MSP fees, doctor shortages among issues debated at election forum in Lake Country

- By Daily Courier Staff

Medical Services Plan premiums and doctor shortages were among the issues Kelowna-Lake Country candidates tackled at the Lake Country Chamber of Commerce all-candidates meeting Thursday night.

“MSP is an unfair tax,” said Erik Olesen, NDP candidate. “It doesn’t make sense to me that we pay a fee where that money is not being reinvested into health care. We need to make sure we’re investing money into public health care.”

The B.C. NDP has promised to eliminate MSP premiums if it wins the May 9 provincial election, but Olesen did not say how it would make up for the lost revenue.

Liberal incumbent Norm Letnick agreed the MSP should be eliminated and said how his party would do it.

“With five consecutiv­e balanced budgets, leading the economy of this country, we were able to secure a $2-billion surplus this year, half of which we’re moving right away to MSP eliminatio­n,” he said.

The Liberals have promised to reduce MSP premiums by 50 per cent on Jan. 1, 2018.

“As the economy continues to expand, (we will) roll out the complete eliminatio­n of MSP without putting it into the income tax system.”

Green candidate Alison Shaw was the only one of the group to oppose eliminatin­g MSP.

“We are talking about rolling the MSP into a progressiv­e income tax system so those who have the capacity to pay will pay more than those who don’t,” she said. “We need funds to fund a deteriorat­ed health-care system. We believe the MSP funds should be used for that.”

The Greens are proposing to use the MSP funds to create two new ministries: mental health and addiction, and health promotion.

Letnick praised the Liberals’ efforts in increasing the number of doctors in the province from 134 residency positions in 2003 to 246 positions in 2016, with plans to increase to 400 positions by 2025.

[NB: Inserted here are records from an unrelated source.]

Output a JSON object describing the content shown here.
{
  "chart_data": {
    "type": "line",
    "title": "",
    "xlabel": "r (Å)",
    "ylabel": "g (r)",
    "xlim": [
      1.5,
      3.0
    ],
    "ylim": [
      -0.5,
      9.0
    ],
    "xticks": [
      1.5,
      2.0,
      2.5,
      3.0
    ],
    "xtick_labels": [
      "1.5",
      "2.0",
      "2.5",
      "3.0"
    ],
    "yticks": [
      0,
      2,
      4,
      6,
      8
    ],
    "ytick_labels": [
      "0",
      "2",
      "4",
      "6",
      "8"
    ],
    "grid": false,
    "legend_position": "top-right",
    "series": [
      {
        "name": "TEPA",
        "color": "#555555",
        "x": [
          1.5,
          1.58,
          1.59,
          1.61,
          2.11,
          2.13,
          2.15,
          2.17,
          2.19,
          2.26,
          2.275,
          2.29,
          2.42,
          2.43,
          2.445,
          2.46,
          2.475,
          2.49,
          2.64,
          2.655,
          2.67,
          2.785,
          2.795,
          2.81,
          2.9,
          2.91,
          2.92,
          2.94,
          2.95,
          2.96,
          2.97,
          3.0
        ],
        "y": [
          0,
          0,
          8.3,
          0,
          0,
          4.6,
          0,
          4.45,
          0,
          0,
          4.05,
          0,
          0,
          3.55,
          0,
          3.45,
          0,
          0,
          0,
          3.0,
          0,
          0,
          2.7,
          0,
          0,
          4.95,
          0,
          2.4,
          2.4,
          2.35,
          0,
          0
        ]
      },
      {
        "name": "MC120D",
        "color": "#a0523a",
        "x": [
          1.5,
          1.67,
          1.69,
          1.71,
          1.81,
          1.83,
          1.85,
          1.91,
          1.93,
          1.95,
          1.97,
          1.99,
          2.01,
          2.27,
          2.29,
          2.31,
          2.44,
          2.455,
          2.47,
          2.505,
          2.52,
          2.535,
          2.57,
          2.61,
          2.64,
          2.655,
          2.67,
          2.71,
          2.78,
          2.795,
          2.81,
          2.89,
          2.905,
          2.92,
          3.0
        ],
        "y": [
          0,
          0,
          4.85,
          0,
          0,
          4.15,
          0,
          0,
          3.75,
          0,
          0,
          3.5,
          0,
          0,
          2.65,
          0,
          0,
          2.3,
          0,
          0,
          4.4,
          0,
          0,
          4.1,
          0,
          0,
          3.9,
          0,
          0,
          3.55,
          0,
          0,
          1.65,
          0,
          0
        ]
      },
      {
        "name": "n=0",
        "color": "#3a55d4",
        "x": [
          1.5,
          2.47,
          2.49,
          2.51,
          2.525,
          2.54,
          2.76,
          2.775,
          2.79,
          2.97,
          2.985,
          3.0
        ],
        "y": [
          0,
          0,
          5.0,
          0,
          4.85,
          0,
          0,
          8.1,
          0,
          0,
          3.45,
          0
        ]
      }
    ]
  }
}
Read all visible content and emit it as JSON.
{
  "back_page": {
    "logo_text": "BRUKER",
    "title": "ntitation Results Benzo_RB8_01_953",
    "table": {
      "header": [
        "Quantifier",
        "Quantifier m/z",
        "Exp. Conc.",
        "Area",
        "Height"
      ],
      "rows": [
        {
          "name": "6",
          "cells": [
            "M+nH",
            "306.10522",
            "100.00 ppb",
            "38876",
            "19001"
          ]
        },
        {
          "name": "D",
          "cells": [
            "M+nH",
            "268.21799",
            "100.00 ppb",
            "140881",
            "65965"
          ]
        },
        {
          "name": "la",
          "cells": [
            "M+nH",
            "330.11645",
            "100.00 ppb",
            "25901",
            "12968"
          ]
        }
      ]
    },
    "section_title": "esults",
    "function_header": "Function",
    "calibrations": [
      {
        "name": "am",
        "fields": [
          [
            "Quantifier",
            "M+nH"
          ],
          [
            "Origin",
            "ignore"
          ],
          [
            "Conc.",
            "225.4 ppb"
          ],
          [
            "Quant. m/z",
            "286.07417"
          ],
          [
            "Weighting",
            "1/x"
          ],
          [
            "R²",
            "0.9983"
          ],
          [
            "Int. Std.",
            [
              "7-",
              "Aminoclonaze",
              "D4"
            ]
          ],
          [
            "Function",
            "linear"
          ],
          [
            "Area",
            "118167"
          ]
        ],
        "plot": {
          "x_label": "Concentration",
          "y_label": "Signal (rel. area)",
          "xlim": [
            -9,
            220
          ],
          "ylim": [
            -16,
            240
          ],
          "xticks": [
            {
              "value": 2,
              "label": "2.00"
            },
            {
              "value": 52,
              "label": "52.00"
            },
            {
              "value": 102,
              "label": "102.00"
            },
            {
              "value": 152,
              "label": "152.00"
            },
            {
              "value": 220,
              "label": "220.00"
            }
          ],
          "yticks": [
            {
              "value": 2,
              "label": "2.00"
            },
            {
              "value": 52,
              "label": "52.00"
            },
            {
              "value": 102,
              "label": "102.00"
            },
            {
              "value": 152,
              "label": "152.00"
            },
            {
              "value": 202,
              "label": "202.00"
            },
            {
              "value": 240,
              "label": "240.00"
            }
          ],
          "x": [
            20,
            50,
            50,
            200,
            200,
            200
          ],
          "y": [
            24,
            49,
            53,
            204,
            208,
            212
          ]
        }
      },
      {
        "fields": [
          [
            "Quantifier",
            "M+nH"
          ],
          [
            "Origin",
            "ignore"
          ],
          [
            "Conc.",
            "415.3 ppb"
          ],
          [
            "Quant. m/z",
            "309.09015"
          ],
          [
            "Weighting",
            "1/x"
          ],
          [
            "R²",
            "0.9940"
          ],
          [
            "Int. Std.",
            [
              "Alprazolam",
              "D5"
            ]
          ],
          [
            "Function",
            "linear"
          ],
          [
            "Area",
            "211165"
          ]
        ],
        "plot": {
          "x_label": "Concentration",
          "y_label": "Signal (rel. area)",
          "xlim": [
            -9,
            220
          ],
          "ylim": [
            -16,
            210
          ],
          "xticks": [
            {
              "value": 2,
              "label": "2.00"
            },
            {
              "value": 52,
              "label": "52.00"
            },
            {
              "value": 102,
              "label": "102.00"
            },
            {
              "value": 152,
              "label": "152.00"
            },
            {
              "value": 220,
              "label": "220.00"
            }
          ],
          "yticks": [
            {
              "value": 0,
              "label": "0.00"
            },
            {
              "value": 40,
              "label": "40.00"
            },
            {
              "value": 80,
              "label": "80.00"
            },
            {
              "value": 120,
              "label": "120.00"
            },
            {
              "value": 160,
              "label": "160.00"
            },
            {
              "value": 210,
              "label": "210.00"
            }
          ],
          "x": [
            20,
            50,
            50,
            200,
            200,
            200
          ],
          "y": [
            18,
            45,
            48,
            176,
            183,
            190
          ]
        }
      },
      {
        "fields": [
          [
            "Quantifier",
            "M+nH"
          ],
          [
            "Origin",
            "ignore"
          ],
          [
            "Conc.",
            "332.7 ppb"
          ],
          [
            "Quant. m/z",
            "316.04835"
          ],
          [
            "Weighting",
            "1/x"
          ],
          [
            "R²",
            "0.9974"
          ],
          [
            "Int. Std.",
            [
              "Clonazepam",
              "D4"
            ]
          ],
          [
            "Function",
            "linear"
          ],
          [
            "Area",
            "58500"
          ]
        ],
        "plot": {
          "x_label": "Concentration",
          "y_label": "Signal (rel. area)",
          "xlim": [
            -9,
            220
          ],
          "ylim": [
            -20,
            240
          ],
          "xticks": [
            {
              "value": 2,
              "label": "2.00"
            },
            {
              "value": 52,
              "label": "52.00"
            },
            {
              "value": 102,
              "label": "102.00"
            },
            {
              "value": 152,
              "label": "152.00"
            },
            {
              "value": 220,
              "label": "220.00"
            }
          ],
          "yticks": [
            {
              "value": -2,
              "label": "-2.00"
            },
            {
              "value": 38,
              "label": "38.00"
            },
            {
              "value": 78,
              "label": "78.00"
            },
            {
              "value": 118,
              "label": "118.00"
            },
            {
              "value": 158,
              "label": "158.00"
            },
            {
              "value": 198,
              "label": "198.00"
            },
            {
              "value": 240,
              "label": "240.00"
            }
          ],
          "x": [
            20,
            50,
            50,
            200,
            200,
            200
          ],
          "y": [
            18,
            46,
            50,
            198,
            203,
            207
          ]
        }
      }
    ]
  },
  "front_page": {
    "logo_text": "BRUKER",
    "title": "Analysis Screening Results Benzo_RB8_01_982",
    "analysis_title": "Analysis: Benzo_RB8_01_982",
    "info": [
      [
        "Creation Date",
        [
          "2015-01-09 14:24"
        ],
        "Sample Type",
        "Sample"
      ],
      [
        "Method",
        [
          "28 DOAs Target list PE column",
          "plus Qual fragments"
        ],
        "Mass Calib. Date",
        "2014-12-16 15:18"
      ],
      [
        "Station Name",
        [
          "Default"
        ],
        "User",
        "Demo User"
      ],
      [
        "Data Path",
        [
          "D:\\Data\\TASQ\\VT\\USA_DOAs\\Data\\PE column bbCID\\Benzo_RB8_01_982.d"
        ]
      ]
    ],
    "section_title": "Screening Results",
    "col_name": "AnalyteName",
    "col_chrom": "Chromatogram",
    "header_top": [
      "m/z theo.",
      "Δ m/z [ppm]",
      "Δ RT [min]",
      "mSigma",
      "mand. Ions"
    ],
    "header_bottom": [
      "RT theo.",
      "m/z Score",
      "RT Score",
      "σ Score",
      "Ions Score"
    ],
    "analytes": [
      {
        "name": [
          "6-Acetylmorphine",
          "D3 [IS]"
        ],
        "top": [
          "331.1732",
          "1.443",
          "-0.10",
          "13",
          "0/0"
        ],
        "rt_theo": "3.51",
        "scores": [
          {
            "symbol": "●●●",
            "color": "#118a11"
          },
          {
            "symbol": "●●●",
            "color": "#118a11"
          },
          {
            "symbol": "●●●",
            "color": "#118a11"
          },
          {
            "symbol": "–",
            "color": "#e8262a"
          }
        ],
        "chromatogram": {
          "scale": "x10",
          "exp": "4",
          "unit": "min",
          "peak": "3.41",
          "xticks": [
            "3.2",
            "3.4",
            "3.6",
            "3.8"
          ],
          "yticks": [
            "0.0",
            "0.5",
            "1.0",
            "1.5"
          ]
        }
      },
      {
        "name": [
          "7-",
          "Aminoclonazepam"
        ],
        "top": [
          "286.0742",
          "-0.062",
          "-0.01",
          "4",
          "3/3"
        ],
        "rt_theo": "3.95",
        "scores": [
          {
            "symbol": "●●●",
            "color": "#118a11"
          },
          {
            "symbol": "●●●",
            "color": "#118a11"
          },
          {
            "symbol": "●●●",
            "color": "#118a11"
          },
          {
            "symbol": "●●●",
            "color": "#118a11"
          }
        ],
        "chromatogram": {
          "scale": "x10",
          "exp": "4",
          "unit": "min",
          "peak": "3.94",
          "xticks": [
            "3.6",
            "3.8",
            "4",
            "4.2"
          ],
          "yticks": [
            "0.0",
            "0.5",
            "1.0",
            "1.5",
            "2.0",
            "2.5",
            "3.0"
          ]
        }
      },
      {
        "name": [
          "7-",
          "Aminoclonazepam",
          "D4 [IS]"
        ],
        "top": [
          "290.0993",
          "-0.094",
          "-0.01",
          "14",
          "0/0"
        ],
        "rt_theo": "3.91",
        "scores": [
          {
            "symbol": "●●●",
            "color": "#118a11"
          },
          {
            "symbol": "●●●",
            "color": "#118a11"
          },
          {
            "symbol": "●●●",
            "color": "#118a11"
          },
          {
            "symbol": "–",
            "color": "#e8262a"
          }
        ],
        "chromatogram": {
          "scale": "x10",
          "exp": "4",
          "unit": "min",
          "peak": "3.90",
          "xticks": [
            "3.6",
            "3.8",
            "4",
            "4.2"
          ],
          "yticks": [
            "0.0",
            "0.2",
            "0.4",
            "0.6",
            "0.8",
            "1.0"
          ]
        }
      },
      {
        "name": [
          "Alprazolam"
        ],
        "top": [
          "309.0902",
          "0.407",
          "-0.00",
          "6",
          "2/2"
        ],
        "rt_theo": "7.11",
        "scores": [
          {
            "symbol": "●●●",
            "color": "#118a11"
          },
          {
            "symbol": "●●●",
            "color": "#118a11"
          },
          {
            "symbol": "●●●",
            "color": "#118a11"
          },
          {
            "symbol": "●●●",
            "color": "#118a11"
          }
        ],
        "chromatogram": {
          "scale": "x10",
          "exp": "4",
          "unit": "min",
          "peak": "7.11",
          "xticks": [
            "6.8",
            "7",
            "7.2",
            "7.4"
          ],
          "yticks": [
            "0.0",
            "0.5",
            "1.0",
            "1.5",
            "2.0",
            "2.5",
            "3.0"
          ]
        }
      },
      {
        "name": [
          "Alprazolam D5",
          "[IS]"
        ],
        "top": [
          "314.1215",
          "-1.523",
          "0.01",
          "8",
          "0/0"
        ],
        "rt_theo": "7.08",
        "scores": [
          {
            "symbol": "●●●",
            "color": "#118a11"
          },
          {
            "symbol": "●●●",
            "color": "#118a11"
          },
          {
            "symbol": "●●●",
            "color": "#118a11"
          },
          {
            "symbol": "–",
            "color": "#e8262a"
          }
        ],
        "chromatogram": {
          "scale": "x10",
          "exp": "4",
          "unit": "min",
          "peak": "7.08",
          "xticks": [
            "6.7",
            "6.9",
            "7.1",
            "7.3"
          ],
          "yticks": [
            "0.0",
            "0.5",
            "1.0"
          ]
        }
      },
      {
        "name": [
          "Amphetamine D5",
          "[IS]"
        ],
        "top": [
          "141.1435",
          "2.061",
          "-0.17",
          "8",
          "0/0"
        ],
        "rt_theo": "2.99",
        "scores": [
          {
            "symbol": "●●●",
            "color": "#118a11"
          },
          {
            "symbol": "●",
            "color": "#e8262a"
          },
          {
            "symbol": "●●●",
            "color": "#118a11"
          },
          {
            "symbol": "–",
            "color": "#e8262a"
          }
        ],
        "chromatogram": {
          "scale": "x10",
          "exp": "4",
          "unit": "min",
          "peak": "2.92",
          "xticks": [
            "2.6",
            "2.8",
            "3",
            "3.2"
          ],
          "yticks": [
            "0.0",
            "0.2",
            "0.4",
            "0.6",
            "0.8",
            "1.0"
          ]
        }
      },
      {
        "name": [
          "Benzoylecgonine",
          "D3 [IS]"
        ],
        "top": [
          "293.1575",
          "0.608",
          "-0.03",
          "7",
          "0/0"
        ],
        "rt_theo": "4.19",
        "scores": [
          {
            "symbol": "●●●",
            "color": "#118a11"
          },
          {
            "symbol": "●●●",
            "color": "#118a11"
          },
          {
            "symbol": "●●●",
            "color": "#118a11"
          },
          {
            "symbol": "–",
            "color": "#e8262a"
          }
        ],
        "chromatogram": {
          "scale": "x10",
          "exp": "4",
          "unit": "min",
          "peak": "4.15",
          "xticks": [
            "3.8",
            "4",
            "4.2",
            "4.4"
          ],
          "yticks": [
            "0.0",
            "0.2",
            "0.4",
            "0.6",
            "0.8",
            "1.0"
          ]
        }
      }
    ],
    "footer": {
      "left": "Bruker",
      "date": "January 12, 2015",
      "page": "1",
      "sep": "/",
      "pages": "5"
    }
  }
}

He also praised the Liberals’ recent nurse practition­er program, which places six nurses into private doctors’ offices across the Interior Health region, intended to free up doctors to take on more patients.

Shaw said the Greens would transfer billing responsibi­lities from general practition­ers to administra­tors to free up time to be with patients.

“We are also interested in expanding supports for interprofe­ssional and integrated primary care, such as physiother­apists, nurse practition­ers, midwives (and) dieticians, getting people access to these services to take the weight off primary care and free up the wait times that we’ve all experience­d in clinics,” she said.